9.12. Character I/O

A number of functions provide for character oriented I/O. Their declarations are:

#include <stdio.h>
/* character input */
int fgetc(FILE *stream);
int getc(FILE *stream);
int getchar(void);
int ungetc(int c, FILE *stream);

/* character output */
int fputc(int c, FILE *stream);
int putc(int c, FILE *stream);
int putchar(int c);

/* string input */
char *fgets(char *s, int n, FILE *stream);
char *gets(char *s);

/* string output */
int fputs(const char *s, FILE *stream);
int puts(const char *s);

Their descriptions are as follows.

9.12.1. Character input

These read an unsigned char from the input stream where specified, or otherwise stdin. In each case, the next character is obtained from the input stream. It is treated as an unsigned char and converted to an int, which is the return value. On End of File, the constant EOF is returned, and the end-of-file indicator is set for the associated stream. On error, EOF is returned, and the error indicator is set for the associated stream. Successive calls will obtain characters sequentially. The functions, if implemented as macros, may evaluate their stream argument more than once, so do not use side effects here.

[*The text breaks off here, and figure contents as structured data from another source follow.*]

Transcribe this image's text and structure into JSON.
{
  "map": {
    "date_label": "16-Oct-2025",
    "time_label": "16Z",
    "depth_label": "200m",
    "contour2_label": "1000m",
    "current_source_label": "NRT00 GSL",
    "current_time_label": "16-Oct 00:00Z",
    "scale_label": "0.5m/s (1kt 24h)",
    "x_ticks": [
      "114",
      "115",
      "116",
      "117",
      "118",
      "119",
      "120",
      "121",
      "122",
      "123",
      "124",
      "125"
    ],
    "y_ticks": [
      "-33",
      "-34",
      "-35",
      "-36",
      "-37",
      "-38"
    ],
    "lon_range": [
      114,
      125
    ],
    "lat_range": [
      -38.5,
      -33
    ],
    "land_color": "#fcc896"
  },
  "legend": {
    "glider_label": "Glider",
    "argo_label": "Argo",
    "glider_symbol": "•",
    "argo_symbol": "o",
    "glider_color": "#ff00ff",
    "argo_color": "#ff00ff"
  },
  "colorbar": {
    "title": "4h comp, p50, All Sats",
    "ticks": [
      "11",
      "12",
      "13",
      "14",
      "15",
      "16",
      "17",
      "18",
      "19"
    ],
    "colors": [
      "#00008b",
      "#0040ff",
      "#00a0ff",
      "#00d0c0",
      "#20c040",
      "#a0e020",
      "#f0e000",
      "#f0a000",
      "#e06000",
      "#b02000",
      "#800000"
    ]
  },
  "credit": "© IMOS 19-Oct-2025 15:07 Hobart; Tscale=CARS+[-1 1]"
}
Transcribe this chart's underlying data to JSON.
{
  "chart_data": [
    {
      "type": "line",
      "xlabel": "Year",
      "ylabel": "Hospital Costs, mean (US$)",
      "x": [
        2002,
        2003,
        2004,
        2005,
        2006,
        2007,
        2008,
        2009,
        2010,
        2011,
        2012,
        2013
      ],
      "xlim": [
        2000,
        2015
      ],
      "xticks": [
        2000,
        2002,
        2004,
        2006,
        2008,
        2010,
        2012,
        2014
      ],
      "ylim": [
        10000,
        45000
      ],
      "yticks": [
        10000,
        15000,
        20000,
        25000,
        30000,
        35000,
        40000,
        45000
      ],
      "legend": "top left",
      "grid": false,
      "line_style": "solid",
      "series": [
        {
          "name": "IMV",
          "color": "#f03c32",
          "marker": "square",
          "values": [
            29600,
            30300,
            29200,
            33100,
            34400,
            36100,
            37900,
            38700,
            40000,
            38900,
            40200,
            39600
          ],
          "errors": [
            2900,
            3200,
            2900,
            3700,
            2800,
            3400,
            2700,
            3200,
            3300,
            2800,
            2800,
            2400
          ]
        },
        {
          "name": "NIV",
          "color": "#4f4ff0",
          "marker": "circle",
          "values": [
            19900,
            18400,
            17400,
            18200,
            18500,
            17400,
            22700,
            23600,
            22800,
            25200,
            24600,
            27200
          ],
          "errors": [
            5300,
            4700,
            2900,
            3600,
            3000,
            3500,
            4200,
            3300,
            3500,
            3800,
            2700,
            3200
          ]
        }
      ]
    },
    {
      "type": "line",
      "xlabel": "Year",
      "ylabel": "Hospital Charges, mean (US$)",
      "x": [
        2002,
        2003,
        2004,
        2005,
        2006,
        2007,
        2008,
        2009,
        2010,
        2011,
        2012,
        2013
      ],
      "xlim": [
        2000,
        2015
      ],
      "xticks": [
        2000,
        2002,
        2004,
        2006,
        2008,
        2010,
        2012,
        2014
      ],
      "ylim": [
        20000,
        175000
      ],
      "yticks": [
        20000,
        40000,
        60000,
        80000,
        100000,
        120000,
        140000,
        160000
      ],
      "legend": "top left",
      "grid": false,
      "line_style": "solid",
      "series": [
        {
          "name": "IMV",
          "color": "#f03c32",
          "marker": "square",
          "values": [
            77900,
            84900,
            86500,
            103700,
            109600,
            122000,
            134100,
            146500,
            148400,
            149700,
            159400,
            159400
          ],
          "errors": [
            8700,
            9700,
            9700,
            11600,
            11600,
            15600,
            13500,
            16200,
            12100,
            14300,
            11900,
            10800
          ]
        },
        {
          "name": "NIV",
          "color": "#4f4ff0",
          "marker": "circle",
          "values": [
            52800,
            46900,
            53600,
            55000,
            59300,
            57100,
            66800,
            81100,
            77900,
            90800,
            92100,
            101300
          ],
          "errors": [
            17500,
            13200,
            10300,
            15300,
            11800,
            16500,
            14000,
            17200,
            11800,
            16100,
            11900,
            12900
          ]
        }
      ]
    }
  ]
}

There is also the supporting ungetc routine, which is used to push back a character on to a stream, causing it to become the next character to be read. This is not an output operation and can never cause the external contents of a file to be changed. A fflush, fseek, or rewind operation on the stream between the pushback and the read will cause the pushback to be forgotten. Only one character of pushback is guaranteed, and attempts to pushback EOF are ignored. In every case, pushing back a number of characters then reading or discarding them leaves the file position indicator unchanged. The file position indicator is decremented by every successful call to ungetc for a binary stream, but unspecified for a text stream, or a binary stream which is positioned at the beginning of the file.

9.12.2. Character output

These are identical in description to the input functions already described, except performing output. They return the character written, or EOF on error. There is no equivalent to End of File for an output file.

9.12.3. String output

These write strings to the output file; stream where specified, otherwise stdout. The terminating null is not written. Non-zero is returned on error, zero otherwise. Beware: puts appends a newline to the string output; fputs does not!

9.12.4. String input

Fgets reads a string into the array pointed to by s from the stream stream. It stops on either EOF or the first newline (which it reads), and appends a null character. At most n−1 characters are read (leaving room for the null).

Gets works similarly for the stream stdin, but discards the newline!

Both return s if successful, or a null pointer otherwise. In each case, if EOF is encountered before any characters have been read, the array is unchanged and a null pointer is returned. A read error in the middle of a string leaves the array contents undefined and a null pointer is returned.